Criticism of the timeframes to calculate the data has been made, with many wondering how accurate statistics be drawn in such a short period of time. other debates about the usability of the framework are still forming, as S/E begins to become more prominent in the social measuring tools field. Some S/E exponents embrace the disruptive metric tag arguing it as an instrument for change, others debate the moral and potential future implications. There are a number of platforms discussing and organically developing S/E including a forum, a micro-blog, and an international journal in 8 languages, the Social Value & Intangibles Review.

== Application ==
The S/E makes use of Big Data, Social Media and Sentiment Analysis to automate the algorithm on a SaaS platform, with results normally reported within 10 seconds. Organisation's whose financials are available via XBRL, allows the framework to be applied without intervention. For the measurement of individual personal values can take up to 60 seconds to input and start reporting.

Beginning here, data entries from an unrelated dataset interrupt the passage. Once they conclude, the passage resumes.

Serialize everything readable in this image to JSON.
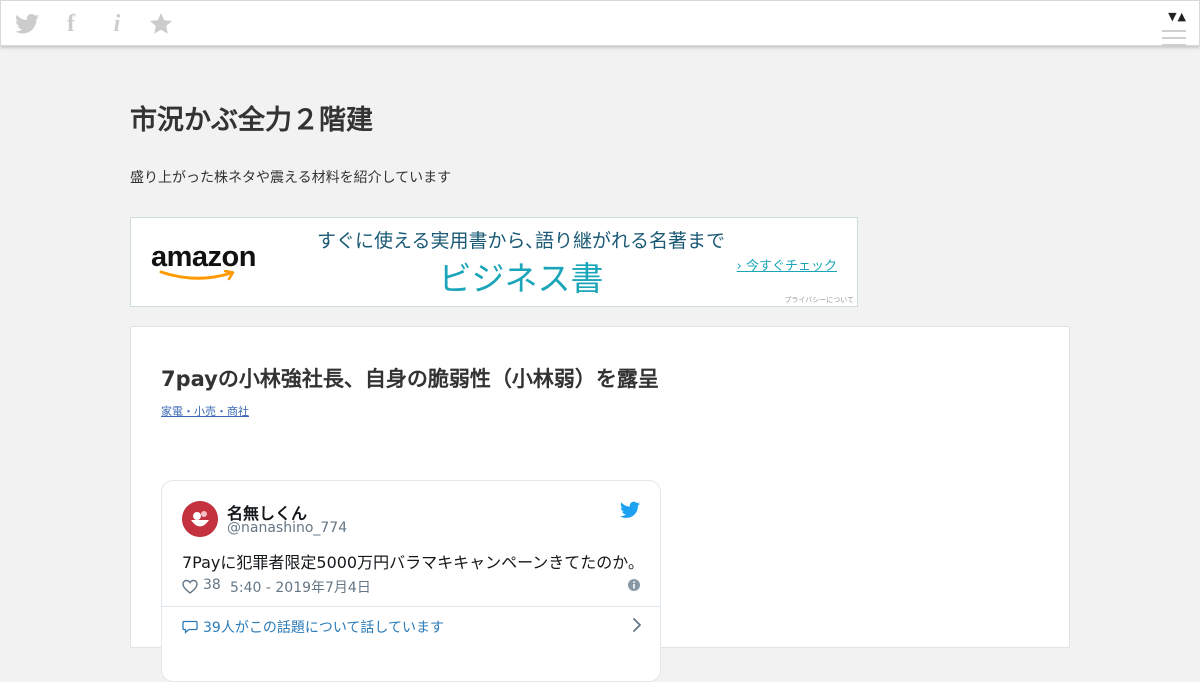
{
  "toolbar": {
    "icons": [
      "twitter-icon",
      "facebook-icon",
      "info-icon",
      "star-icon"
    ],
    "facebook_glyph": "f",
    "info_glyph": "i",
    "arrows": "▼▲"
  },
  "site": {
    "title": "市況かぶ全力２階建",
    "description": "盛り上がった株ネタや震える材料を紹介しています"
  },
  "ad": {
    "logo": "amazon",
    "tagline": "すぐに使える実用書から､語り継がれる名著まで",
    "headline": "ビジネス書",
    "cta": "› 今すぐチェック",
    "privacy": "プライバシーについて",
    "colors": {
      "teal": "#1aa5b8",
      "navy": "#1b5a76",
      "smile": "#f90"
    }
  },
  "article": {
    "title": "7payの小林強社長、自身の脆弱性（小林弱）を露呈",
    "category": "家電・小売・商社"
  },
  "tweet": {
    "name": "名無しくん",
    "handle": "@nanashino_774",
    "text": "7Payに犯罪者限定5000万円バラマキキャンペーンきてたのか。",
    "likes": "38",
    "time": "5:40 - 2019年7月4日",
    "talk": "39人がこの話題について話しています",
    "colors": {
      "link": "#2b7bb9",
      "bird": "#1da1f2"
    }
  }
}
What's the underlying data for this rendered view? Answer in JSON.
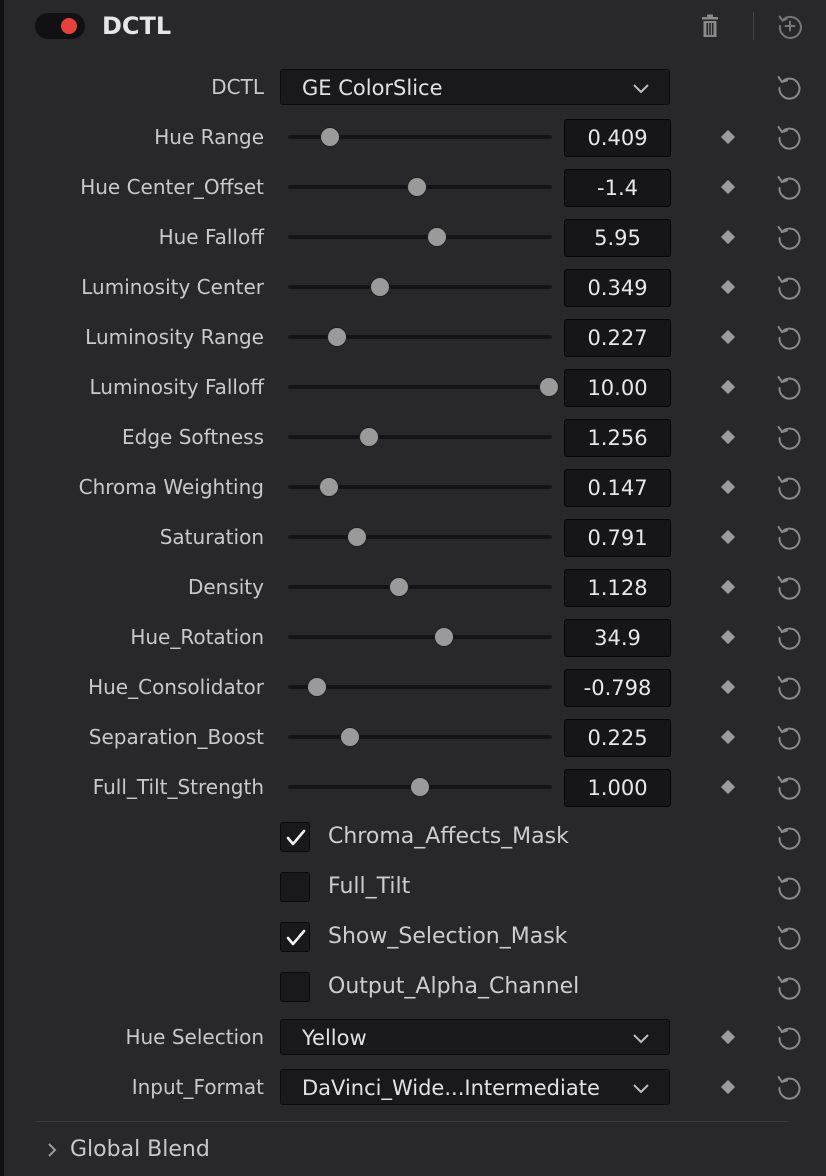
{
  "header": {
    "title": "DCTL",
    "enabled": true,
    "toggle_color": "#e8403a"
  },
  "dctl_row": {
    "label": "DCTL",
    "value": "GE ColorSlice"
  },
  "params": [
    {
      "label": "Hue Range",
      "value": "0.409",
      "slider_fraction": 0.16
    },
    {
      "label": "Hue Center_Offset",
      "value": "-1.4",
      "slider_fraction": 0.49
    },
    {
      "label": "Hue Falloff",
      "value": "5.95",
      "slider_fraction": 0.565
    },
    {
      "label": "Luminosity Center",
      "value": "0.349",
      "slider_fraction": 0.35
    },
    {
      "label": "Luminosity Range",
      "value": "0.227",
      "slider_fraction": 0.185
    },
    {
      "label": "Luminosity Falloff",
      "value": "10.00",
      "slider_fraction": 0.99
    },
    {
      "label": "Edge Softness",
      "value": "1.256",
      "slider_fraction": 0.305
    },
    {
      "label": "Chroma Weighting",
      "value": "0.147",
      "slider_fraction": 0.155
    },
    {
      "label": "Saturation",
      "value": "0.791",
      "slider_fraction": 0.26
    },
    {
      "label": "Density",
      "value": "1.128",
      "slider_fraction": 0.42
    },
    {
      "label": "Hue_Rotation",
      "value": "34.9",
      "slider_fraction": 0.59
    },
    {
      "label": "Hue_Consolidator",
      "value": "-0.798",
      "slider_fraction": 0.11
    },
    {
      "label": "Separation_Boost",
      "value": "0.225",
      "slider_fraction": 0.235
    },
    {
      "label": "Full_Tilt_Strength",
      "value": "1.000",
      "slider_fraction": 0.5
    }
  ],
  "checkboxes": [
    {
      "label": "Chroma_Affects_Mask",
      "checked": true
    },
    {
      "label": "Full_Tilt",
      "checked": false
    },
    {
      "label": "Show_Selection_Mask",
      "checked": true
    },
    {
      "label": "Output_Alpha_Channel",
      "checked": false
    }
  ],
  "dropdowns": [
    {
      "label": "Hue Selection",
      "value": "Yellow"
    },
    {
      "label": "Input_Format",
      "value": "DaVinci_Wide...Intermediate"
    }
  ],
  "footer": {
    "global_blend_label": "Global Blend"
  },
  "icons": {
    "toggle": "power-toggle-icon",
    "trash": "trash-icon",
    "add": "add-circle-icon",
    "reset": "reset-icon",
    "keyframe": "keyframe-diamond-icon",
    "chevron_down": "chevron-down-icon",
    "chevron_right": "chevron-right-icon",
    "check": "checkmark-icon"
  }
}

S/E Ratio can be applied across all organisational, institutional, and personal levels, as well as projects, processes, products in private, public, third (NGO, voluntary, civil society), and community sectors. This widespread approach is a key factor in its adoption in certain high profile applications which have gained it traction. S/E Ratio is the leading provider of metrics for delivery of public sector procurement under the UK Social Value Act 2012 legislation. Currently some UK£3.15 billion of public sector procurement is measured through the Social Earnings Ratio. The Lord Young Review (February 2015) of the Social Value Act described S/E as "The Centre for Citizenship, Enterprise and Governance (CCEG) has developed the social earnings ratio as a quick, low cost, high volume way to assess social impact. It is calculated by dividing the social value by the money spent on it. This can be calculated using very simple information (e.g. the CSR budget, the carbon reduction, and the number of people helped), and is meant to provide a single metric that can be used as a quick benchmark"

Seratio, the SaaS licensing arm of CCEG, announced that in Q1 2016 it will launch a Freedom metric to support the UK Modern Slavery Act 2015. This promotes Transparency in the Supply Chain for all companies over £36 million turnover - an estimated 12,000 companies need to comply to this new piece of legislation as from October 2015. CCEG chairs the EU Procurement Social Value & Transparency in Supply Chain Forum.

=== Corporate social responsibility ===
There is a propensity of non-financial value data covered by over 1000 different metrics and measures. There is remarkable lack of consistency between them. Due to the speed of S/E and its ability to translate empirical data from other metrics to an S/E score, it has harvested a significant database of organisational values reported. The EU SEiSMiC Social Value Group have charted growth and their 2015–16 forecasts for measured asset value (Euro € trillion) by S/E. Figures for 2015 and 2016 include other value measurements outside organisational value; the key differentiator presumably is personal value.